I waited for her here every week. She never showed up at the hour I expected, always a cup or two late. Did she have excuses? The first time she came, the refill of my café Americano cost me extra. She took the seat in front of me, and without offering an excuse, she asked for a menu to cover those eyes I had fallen in love with. But I was so annoyed – for having to pay for the extra coffee – that I paid my bill and left. The word “nuts” rumbled through my head. But I shouldn’t let it get to me. I know we’ll see each other again.

On the second date, I was dragging the chair that wasn’t really mine – Forgive us, but we can’t ask the other customers to avoid sitting where they want – because they would talk about the curses that the use of my things would bring upon them. She looked into my eyes from the entrance, with that strange grimace that forces her to knit her eyebrows and press her lips together, and took three steps… toward the exit. I thought about following her, asking her forgiveness for my behavior, but I heard the sound of the chair getting out of hand. There will be a third time, I told myself.

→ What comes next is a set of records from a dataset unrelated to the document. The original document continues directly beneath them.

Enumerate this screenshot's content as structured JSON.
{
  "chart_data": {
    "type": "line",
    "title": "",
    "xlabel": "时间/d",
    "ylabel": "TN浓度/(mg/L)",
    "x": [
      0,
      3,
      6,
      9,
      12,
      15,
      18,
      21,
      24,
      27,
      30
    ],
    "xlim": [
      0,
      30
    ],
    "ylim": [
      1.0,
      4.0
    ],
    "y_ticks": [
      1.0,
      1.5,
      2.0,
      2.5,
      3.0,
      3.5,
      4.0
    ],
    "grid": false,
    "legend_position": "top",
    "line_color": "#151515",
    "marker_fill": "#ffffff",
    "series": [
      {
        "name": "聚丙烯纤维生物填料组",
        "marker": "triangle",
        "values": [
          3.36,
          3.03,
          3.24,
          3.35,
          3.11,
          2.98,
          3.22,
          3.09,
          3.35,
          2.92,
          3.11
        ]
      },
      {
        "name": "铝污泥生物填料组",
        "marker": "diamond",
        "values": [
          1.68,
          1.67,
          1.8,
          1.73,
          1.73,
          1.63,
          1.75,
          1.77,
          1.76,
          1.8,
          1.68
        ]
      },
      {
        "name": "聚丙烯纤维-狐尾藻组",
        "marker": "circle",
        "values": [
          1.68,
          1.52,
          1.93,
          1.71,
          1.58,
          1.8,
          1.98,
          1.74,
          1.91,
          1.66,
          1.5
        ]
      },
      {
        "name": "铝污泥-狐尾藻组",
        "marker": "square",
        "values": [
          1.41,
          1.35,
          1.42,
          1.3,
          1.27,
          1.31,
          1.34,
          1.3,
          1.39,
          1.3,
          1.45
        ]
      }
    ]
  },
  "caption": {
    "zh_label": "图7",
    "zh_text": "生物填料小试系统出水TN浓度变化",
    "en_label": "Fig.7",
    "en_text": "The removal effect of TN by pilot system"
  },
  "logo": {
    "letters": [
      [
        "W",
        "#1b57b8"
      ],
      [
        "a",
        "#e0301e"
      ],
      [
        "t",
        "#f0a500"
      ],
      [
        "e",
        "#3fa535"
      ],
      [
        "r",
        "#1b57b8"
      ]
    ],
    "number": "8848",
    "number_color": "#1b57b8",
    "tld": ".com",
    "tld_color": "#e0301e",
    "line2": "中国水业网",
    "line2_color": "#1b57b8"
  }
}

After the third, fourth, and fifth occasions, I jokingly told myself that our dates were my refills. Even today – patient – I know I’ll find a new excuse – nuts – while I hear you sip your coffee. Sometimes in front of me, one or three tables away; at other times at the entrance when you first look at the place and notice that it’s not to your liking; at some other times, when I still believe in love at first sight, but I can’t bring myself talk to you.